Затем Гоббс переходит к волевым процессам. Тут он начинает с элементарных страстей, которые определяют, что для человека является благом или злом, и которые при посредстве обдумывания формируют волю к действию. Добро и зло, до заключения договора, каждый понимает относительно к себе (можно предположить, что эта «омонимия» не проходит без выяснения отношений).
Наконец, в главе 10 Гоббс задается вопросом, как все эти мысли и воления реализуются на практике. И тут центральной для него становится тема власти, или могущества (power).
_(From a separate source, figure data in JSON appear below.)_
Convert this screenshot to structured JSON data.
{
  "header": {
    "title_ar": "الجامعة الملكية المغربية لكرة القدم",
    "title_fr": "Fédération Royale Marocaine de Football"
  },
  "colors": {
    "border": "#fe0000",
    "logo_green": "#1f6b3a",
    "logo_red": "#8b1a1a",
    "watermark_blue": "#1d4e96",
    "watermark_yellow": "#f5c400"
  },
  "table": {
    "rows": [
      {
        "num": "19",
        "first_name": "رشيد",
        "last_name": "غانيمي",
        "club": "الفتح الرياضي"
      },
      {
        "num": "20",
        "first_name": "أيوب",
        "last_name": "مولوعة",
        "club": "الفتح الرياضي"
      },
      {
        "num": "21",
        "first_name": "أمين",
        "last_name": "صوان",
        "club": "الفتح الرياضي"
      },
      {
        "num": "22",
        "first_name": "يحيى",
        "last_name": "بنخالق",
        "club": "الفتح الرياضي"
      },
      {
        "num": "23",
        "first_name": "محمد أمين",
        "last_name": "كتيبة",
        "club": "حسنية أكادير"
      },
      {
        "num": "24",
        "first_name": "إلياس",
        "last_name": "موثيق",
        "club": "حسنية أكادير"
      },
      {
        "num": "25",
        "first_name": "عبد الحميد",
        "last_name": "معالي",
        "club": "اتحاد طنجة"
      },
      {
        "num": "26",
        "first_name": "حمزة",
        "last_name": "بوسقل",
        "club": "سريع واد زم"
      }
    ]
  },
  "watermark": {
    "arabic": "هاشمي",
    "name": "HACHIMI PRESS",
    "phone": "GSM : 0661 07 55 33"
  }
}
Оказывается (гл.11), что власть — это главная склонность человеческого рода. Подобно Макиавелли и Ницше, Гоббс ставит волю к власти на первое место. Власть для него — это благо, которое содержит в себе собственный рост, добродетель движения, направленная на постоянное возрастание (этим власть отличается от традиционных счастья, покоя, благодати и так далее). Ницше понимает свою волю к власти примерно так же — как антиэнтропийный — принцип избытка…
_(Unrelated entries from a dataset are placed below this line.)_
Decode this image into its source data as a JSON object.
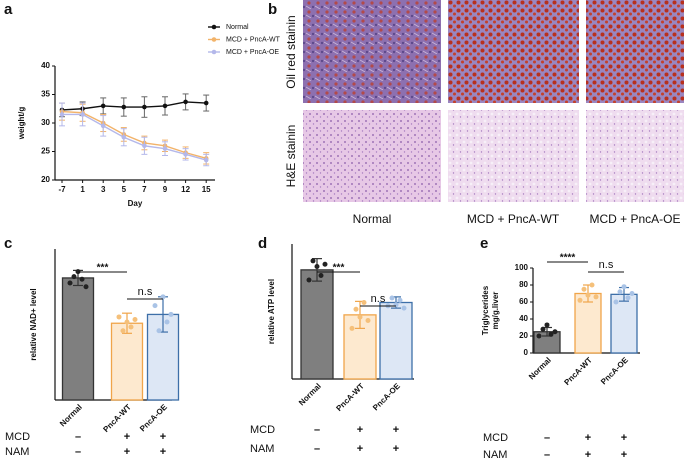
{
  "panel_labels": [
    "a",
    "b",
    "c",
    "d",
    "e"
  ],
  "chart_data": [
    {
      "type": "line",
      "xlabel": "Day",
      "ylabel": "weight/g",
      "categories": [
        "-7",
        "1",
        "3",
        "5",
        "7",
        "9",
        "12",
        "15"
      ],
      "ylim": [
        20,
        40
      ],
      "yticks": [
        20,
        25,
        30,
        35,
        40
      ],
      "series": [
        {
          "name": "Normal",
          "color": "#111111",
          "values": [
            32.3,
            32.5,
            33,
            32.8,
            32.8,
            33,
            33.7,
            33.5
          ],
          "errors": [
            1.2,
            1.2,
            1.4,
            1.6,
            1.8,
            1.6,
            1.4,
            1.4
          ]
        },
        {
          "name": "MCD + PncA-WT",
          "color": "#f2b36a",
          "values": [
            32,
            31.8,
            30,
            28,
            26.5,
            26,
            24.8,
            23.8
          ],
          "errors": [
            1.5,
            1.5,
            1.5,
            1.2,
            1.2,
            1,
            1,
            1
          ]
        },
        {
          "name": "MCD + PncA-OE",
          "color": "#b4b8ea",
          "values": [
            31.5,
            31.5,
            29.5,
            27.5,
            26,
            25.5,
            24.5,
            23.5
          ],
          "errors": [
            2,
            2,
            1.8,
            1.5,
            1.5,
            1.2,
            1,
            1
          ]
        }
      ]
    },
    {
      "type": "bar",
      "ylabel": [
        "relative NAD+ level"
      ],
      "categories": [
        "Normal",
        "PncA-WT",
        "PncA-OE"
      ],
      "values": [
        0.97,
        0.61,
        0.68
      ],
      "errors": [
        0.06,
        0.08,
        0.14
      ],
      "points": [
        [
          0.93,
          0.98,
          1.02,
          0.96,
          0.9
        ],
        [
          0.66,
          0.55,
          0.62,
          0.58,
          0.64
        ],
        [
          0.75,
          0.55,
          0.82,
          0.62,
          0.68
        ]
      ],
      "colors": [
        "#7f7f7f",
        "#fde9cf",
        "#dde7f5"
      ],
      "edge_colors": [
        "#333333",
        "#f0a54a",
        "#3d6fa8"
      ],
      "ylim": [
        0,
        1.2
      ],
      "annotations": [
        "***",
        "n.s"
      ],
      "treatments": [
        {
          "name": "MCD",
          "signs": [
            "–",
            "+",
            "+"
          ]
        },
        {
          "name": "NAM",
          "signs": [
            "–",
            "+",
            "+"
          ]
        }
      ]
    },
    {
      "type": "bar",
      "ylabel": [
        "relative ATP level"
      ],
      "categories": [
        "Normal",
        "PncA-WT",
        "PncA-OE"
      ],
      "values": [
        0.97,
        0.57,
        0.68
      ],
      "errors": [
        0.1,
        0.12,
        0.05
      ],
      "points": [
        [
          0.88,
          1.05,
          1.0,
          0.92,
          1.02
        ],
        [
          0.45,
          0.62,
          0.55,
          0.68,
          0.52
        ],
        [
          0.65,
          0.72,
          0.66,
          0.7,
          0.63
        ]
      ],
      "colors": [
        "#7f7f7f",
        "#fde9cf",
        "#dde7f5"
      ],
      "edge_colors": [
        "#333333",
        "#f0a54a",
        "#3d6fa8"
      ],
      "ylim": [
        0,
        1.2
      ],
      "annotations": [
        "***",
        "n.s"
      ],
      "treatments": [
        {
          "name": "MCD",
          "signs": [
            "–",
            "+",
            "+"
          ]
        },
        {
          "name": "NAM",
          "signs": [
            "–",
            "+",
            "+"
          ]
        }
      ]
    },
    {
      "type": "bar",
      "ylabel": [
        "Triglycerides",
        "mg/g.liver"
      ],
      "categories": [
        "Normal",
        "PncA-WT",
        "PncA-OE"
      ],
      "values": [
        25,
        70,
        69
      ],
      "errors": [
        5,
        10,
        8
      ],
      "points": [
        [
          20,
          28,
          33,
          22,
          25
        ],
        [
          62,
          75,
          68,
          80,
          66
        ],
        [
          60,
          72,
          78,
          65,
          70
        ]
      ],
      "colors": [
        "#7f7f7f",
        "#fde9cf",
        "#dde7f5"
      ],
      "edge_colors": [
        "#333333",
        "#f0a54a",
        "#3d6fa8"
      ],
      "ylim": [
        0,
        100
      ],
      "yticks": [
        0,
        20,
        40,
        60,
        80,
        100
      ],
      "annotations": [
        "****",
        "n.s"
      ],
      "treatments": [
        {
          "name": "MCD",
          "signs": [
            "–",
            "+",
            "+"
          ]
        },
        {
          "name": "NAM",
          "signs": [
            "–",
            "+",
            "+"
          ]
        }
      ]
    }
  ],
  "histology": {
    "rows": [
      "Oil red stainin",
      "H&E stainin"
    ],
    "columns": [
      "Normal",
      "MCD + PncA-WT",
      "MCD + PncA-OE"
    ]
  }
}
Сама по себе власть касается только индивида и заключается в «средствах достигнуть в будущем некоего видного блага»[8]. Но долго на индивидуальном уровне мы не задерживаемся, потому что «наибольшей человеческой властью (могуществом, power) является то, которое составлено из сил большинства людей, объединенных соглашением, и перенесено на одну личность». Власть требует единства, объединения многих людей.В обществе «репутация власти есть власть»[9]. Другими словами, возможности человека прямо зависят от того, что думают о нем другие люди. Чтение в себе показывает необходимость постоянного чтения в другом. Другой же с той же целью пытается влезть к тебе в душу. И так вы думаете, что подумал он о том, что подумал я о том, что подумал он, потому что на кону репутация обоих. Соответственно, показывает Гоббс в главе 11, весь этот процесс приводит к постоянной борьбе за власть, основанной на соперничестве, тщеславии, недоверии и прочих феноменах, связанных с «чтением» мыслей других людей.
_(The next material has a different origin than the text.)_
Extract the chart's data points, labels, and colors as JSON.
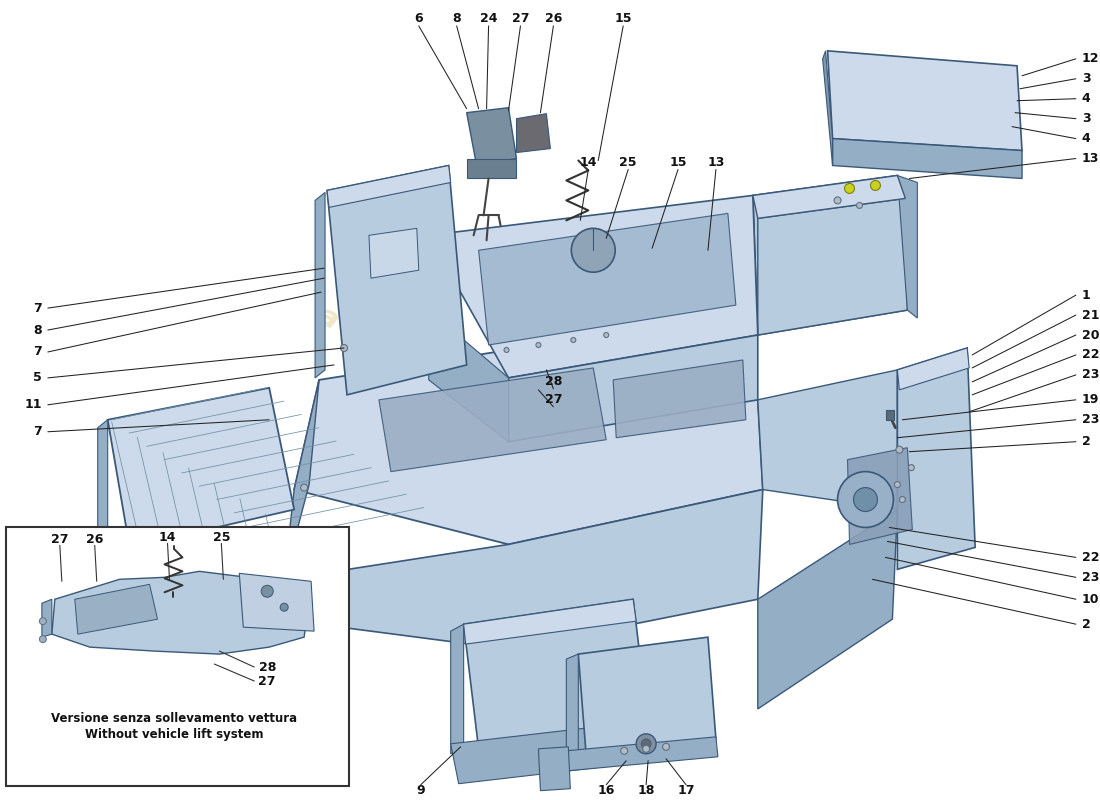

Остановимся здесь на гоббсовском понимании власти. В западных языках политическая власть обозначается словами potentia и potestas. Первое из них соответствует метафизическому термину для возможности, могущества. Английское power переводит оба этих термина сразу. Гоббсовское понимание власти — могущества как основанной на договоре, относительной, отражает сдвиг в понимании мира, происходящий в Новое время: от аристотелевского примата действительности над возможностью мы, теряя божественную инстанцию первичного действия, переходим к примату возможности, силы над действительностью (именно эту тенденцию пытается развернуть Ханна Арендт, определяя, как мы видели во Введении, власть через действие, сливая действительность и возможность воедино). Поэтому у Гоббса власть — могуще — ство не присуща внутренне суверену (его, как и любого, можно при желании убить), а зависит от соотношения сил, устанавливаемого юридически. До такого юридического установления потенциальность власти критическим образом зависит от «репутации», то есть от блеска, от идеологии, от воображения власти другими людьми. Но и в юридическом режиме, в его предельной точке, необходима опора на воображение и символику страха — отсюда библейская риторика Гоббса в изображении несравнимого «Левиафана». Это свойство власти в абсолютистском государстве вслед за Гоббсом отмечает Паскаль[10]. Он, правда, не верит в юридические концепции власти, поэтому она для него строится исключительно на воображении (иначе зачем многие будут подчиняться одному?) и является силой. В одиноком человеческом обществе, состоящем из бесконечно малых сил, любой общественный порядок строится, по Паскалю, на силе (force) как соотношении этих сил и потому непременно требует подкрепления в воображении (у страха глаза велики)[11].